I never thought I’d be one of the 600,000 stranded — but when IndiGo’s crisis hit this week, I found myself stuck among others watching travel plans unravel in real time.
My trouble began on Dec. 3, when I arrived at the airport expecting a routine flight from Calcutta (CCU) to Hyderabad (HYD). Counters were jammed; no clear announcements. I heard that hundreds of flights had been canceled across the country.
According to India’s aviation regulator, IndiGo canceled and refunded a staggering 586,705 flight bookings between Dec. 1 and Dec. 7, resulting in refund payouts of approximately ₹569.65 crore (roughly $68 million). When including cancellations going back to Nov. 21, the total number of bookings that were canceled and refunded climbed to 955,591, with the airline issuing refunds totaling about ₹827 crore (around $99 million).
What made things worse was the complete lack of communication — one second, you were waiting, the next, you were left with whispers of endless delays, cancelations, and chaos. People with kids, elderly passengers, business travelers scrambling for alternative flights or refunds. I heard dozens of panicked messages from fellow passengers — some were given new flight times 24 hours later, others were forced to abandon their plans altogether.
READ: Massive IndiGo meltdown brings India’s aviation system to its knees (
The disruption intensified between Dec. 3 and Dec. 5, when IndiGo, which operates about 112 flights daily out of Kolkata, canceled more than 150 flights. Many of the flights that did depart were delayed by several hours, and a number of others were rescheduled. Travel chaos peaked on Dec. 5, as passengers booked on nearly 50 flights discovered at the last minute that their flights had been canceled, creating widespread frustration and confusion at the airport.
What began as a series of minor delays escalated on December 5 into over 1,000 flight cancellations, leaving travelers stranded and forcing many to miss weddings, funerals, and important exams.
As the hours dragged on, frustration and anger grew. On social media and in airport halls, people were calling this a “meltdown,” blaming the airline for mismanagement.
I was rebooked on a rerouted flight with a stopover, even though my original itinerary was nonstop. When that, too, fell through after another full day of delays, I was issued yet another ticket — this time for Dec. 5. As the same thing happened for the third day in a row, this time all flights booked from Dec. 5-15 were cancelled and were issued notices of refunds.

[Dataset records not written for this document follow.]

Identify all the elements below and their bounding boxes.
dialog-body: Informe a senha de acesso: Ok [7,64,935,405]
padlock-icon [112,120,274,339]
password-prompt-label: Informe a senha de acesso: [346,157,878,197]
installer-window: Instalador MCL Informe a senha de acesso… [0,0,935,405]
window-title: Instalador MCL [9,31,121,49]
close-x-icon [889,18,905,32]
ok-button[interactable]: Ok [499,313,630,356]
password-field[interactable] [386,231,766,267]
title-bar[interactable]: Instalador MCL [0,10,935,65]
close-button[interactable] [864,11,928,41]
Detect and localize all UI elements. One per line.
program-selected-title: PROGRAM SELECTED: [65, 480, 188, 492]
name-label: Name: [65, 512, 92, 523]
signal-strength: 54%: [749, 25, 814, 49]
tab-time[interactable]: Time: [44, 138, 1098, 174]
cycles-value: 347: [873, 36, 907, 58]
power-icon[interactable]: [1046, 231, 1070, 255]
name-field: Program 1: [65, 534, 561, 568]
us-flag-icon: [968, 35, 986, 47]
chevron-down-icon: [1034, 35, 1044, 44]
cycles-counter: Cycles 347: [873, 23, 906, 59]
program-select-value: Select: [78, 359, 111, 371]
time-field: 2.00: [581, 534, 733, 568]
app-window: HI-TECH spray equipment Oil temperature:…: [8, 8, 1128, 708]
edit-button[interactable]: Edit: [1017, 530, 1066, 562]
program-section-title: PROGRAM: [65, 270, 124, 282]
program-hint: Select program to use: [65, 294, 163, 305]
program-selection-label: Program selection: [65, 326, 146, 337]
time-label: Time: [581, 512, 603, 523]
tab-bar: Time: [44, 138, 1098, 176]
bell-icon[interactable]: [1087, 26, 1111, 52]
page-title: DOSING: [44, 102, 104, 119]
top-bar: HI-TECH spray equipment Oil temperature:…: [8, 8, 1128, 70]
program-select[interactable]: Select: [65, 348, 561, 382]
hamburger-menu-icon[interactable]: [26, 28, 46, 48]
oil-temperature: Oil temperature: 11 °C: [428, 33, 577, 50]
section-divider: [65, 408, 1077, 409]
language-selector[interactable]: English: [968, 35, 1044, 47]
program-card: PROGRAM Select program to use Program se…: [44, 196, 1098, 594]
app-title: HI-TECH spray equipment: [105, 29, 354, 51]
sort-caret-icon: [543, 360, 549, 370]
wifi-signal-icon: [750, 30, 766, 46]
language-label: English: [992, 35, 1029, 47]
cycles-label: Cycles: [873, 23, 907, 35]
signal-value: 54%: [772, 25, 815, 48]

The ongoing travel chaos has been largely attributed to the airline’s uneven pilot scheduling and rostering, which was disrupted after the full rollout of stricter rest and duty regulations on Nov. 1.
READ: US aviation industry struggling amid recent plane crashes (
Is IndiGo — India’s biggest airline — just too dominant to care when things go wrong? While it issued a “heartfelt apology,” it also noted that airline operations would not be stabilized till Feb. 10, 2026 which is two months away. As the clock ticked each day, alternate travel options narrowed down with a bottleneck forming for trains and buses. Why were other airlines unavailable? IndiGo’s near monopoly over the domestic air travel market in India shines with the latest meltdown — no other airline contenders, namely Air India, SpiceJet or Akasa, had flights available and even if they did, the prices were hiked 10 times over, making air travel next to impossible in the country.
While this incident vaguely reminded me of the holiday season crunch the United States has during Christmas and Thanksgiving every year with millions traveling across the country — this level of mass cancellations, leaving thousands of passengers stranded helpless felt more reminiscent of air travel during the COVID-19.
When one airline accounts for such a huge share of national air travel, its failures ripple across thousands of lives. For many of us, this week’s chaos was proof that their size and near-monopoly give them a safety net — even as passengers bear the cost.